I'm fortunate enough to sleep in front of a folding window. Until the cold arrives, I open it wide so I can look at the Moon and constellations rising from the east behind a pine grove. This killing view often motivates to get up early before the sun comes up and blinds me completely if I am a slacker. Just yesterday, I witnessed a fabulous aurora where Sirius rose–the Dog Star–twinkling madly with flashes of red and blue. Above, the constellation of the hunter Orion was drawing his bow.
These are the constellations of the end of summer that I know by heart. They are like the brilliant coming-of-age novels that flicker in my imagination. I will proceed to name them as distant stars, pointing to the beautiful women who inspired them and to the brilliant authors who sang them to grace them with the kiss of eternity. And the communicating vessels that all these works have.
They are nothing more than short novels, also known as novellas, far from the canon of the twelve hundred thousand words of the classic novel. Even the brightest among them is so short that it can be read aloud in an afternoon, something I used to do when I was young for anyone who had the patience to listen to me.
Back in the day, I was quite forward-thinking. Nowadays, most young people don't seem to read more than a paragraph, nor do they understand the experience of staying up all night immersed in a book, like my turn-of-the-century generation did on the brink of the Digital Revolution. For the contemporary illiterate, stories are only experienced through spoken word, like oral literature at its finest. Who would have ever imagined this?
November by Gustave Flaubert is considered one of his most sensual works, portraying a time when sexual initiation was often guided by anonymous prostitutes who served as priestesses of pleasure. The story is narrated in the first person, allowing the reader to empathize with a young man burdened by romantic imagination and prematurely disappointed, possibly stemming from intense anxiety, a common experience for teenagers overwhelmed by the weight of the world. The protagonist's inability to see beyond his own concerns is likened to someone fixated on their own problems and unable to see the bigger picture. Although there is no historical record of the anonymous pleasure priestess, it is known that Flaubert was a utter whoremonger, ultimately succumbing to syphilis and sporting black teeth, hence his characteristic walrus mustache.
The Little Prince by Antoine de Saint-Exupéry was written in America to alleviate Consuelo’s jealousy. She was the wife of an aristocrat and aviator who enjoyed flying at night over the sea to deliver mail between countries of the late French Empire. It's quite extraordinary to imagine a French Count as a bold mailman. He was shot down by the Nazis over the Mediterranean.
The Great Gatsby by Francis Scott Fitzgerald is often considered the Great American Novel. A self-made man squanders his fortune of dubious origin to rewrite his romantic past and finds a way to meet again with the lost flame of his youth. But he miserably fails because he is out of his depth. During this time, the author's wife, Zelda, his Southern belle was partying and flirting with a French aviator, an affair that went subtly in disguise in the novel.

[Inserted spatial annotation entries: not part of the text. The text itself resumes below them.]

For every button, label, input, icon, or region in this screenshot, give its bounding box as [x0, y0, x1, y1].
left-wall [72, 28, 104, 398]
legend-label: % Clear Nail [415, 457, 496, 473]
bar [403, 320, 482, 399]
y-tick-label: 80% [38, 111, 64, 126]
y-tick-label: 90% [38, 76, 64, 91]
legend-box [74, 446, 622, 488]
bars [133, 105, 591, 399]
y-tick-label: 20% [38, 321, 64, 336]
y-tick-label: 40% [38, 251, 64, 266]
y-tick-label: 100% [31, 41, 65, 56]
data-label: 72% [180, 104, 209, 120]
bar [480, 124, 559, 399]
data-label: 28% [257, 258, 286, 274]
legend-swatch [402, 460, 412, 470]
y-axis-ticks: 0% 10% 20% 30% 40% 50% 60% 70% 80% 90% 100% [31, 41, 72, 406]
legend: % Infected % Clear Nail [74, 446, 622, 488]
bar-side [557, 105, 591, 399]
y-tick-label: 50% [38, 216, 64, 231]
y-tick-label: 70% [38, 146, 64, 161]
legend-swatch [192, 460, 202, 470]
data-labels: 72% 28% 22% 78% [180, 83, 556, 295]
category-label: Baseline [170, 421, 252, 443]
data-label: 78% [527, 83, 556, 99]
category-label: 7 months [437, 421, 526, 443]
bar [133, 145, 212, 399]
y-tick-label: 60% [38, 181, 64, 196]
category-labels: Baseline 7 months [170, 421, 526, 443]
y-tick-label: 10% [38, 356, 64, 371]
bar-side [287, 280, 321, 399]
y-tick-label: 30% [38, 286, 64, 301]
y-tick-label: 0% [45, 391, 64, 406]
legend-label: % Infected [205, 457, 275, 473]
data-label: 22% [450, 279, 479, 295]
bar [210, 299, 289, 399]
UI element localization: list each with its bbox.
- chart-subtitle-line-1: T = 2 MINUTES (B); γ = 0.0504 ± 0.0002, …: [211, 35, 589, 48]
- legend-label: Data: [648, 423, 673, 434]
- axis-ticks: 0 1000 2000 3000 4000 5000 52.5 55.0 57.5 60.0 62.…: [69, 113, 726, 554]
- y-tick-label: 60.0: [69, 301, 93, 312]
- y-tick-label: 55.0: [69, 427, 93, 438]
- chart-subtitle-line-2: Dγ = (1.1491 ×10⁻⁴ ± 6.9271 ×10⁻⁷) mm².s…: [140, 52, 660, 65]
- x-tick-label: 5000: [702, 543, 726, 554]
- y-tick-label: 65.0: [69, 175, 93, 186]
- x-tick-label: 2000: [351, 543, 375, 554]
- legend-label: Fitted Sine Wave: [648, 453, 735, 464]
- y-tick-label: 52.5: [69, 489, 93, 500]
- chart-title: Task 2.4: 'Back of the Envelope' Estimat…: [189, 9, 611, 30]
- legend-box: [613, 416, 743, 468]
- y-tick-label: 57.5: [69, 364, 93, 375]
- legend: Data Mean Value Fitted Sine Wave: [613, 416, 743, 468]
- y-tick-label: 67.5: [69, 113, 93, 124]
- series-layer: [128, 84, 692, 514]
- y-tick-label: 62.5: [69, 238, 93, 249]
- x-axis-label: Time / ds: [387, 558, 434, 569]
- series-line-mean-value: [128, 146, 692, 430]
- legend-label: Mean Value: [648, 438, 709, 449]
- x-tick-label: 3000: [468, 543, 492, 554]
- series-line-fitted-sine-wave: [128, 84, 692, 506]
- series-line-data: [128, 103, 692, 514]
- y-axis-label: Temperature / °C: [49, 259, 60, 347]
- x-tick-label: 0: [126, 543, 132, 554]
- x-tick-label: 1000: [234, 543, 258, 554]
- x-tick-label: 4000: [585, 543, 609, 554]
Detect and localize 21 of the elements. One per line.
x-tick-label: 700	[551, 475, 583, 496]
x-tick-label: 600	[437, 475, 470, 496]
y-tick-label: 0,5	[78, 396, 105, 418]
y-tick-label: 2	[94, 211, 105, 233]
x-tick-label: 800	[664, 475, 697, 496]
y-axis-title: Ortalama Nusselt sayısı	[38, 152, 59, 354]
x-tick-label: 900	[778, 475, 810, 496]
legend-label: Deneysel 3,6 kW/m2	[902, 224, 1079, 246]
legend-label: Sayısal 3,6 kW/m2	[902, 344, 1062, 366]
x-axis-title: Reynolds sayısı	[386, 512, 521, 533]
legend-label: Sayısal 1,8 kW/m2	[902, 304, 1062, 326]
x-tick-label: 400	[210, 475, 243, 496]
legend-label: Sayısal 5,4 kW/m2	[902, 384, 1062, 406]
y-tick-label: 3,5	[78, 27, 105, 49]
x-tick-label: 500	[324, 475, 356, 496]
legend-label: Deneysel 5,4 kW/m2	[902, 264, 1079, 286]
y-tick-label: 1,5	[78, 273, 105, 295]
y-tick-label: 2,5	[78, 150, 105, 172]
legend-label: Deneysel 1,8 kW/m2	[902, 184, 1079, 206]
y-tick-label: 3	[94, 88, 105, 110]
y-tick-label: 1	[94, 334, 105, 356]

In closing, Le Grand Meaulnes –sometimes translated to English as The Lost Domain– by Alain-Fournier was the character of Jay Gatsby still in his embryonic stage, and also the childhood bliss of that blondie lost in the desert. I guess both de Saint-Exupéry and Scott Fitzgerald read and also committed art theft from this novella where a particular child becomes a wondrous beauty, Ivonne. Still ”le passé peut-il renaître?” Which is in Nick Carraway’s words to Gatsby “You can not repeat the past”
“Can not repeat the past? Why, of course you can!”
Someone might say I am intentionally leaving apart The Catcher in the Rye by JD Salinger unattended. Yes, of course, he is the rising Dog Star.
Charles Chaplin stole his sweetheart, Oona, the underage daughter of the American playwright Eugene O’Neill, while Salinger was serving in World War II. It was a sheer backstabbing and also a famous scandal because the 36-year gap between them further fueled the controversy. Salinger must have experienced immense emotional turmoil. It's difficult to fathom the profound impact these events had on him and how they influenced the writing of his iconic coming-of-age novel. The book, a war novel without war or heroes, delves the struggles of troubled teenagers. Salinger penned this masterpiece while enduring the tumultuous Normandy landings, believing he might perish frozen in a foxhole during the Battle of the Bulge and confronting the horrors of Dachau, where the stench of burning flesh permanently scarred him.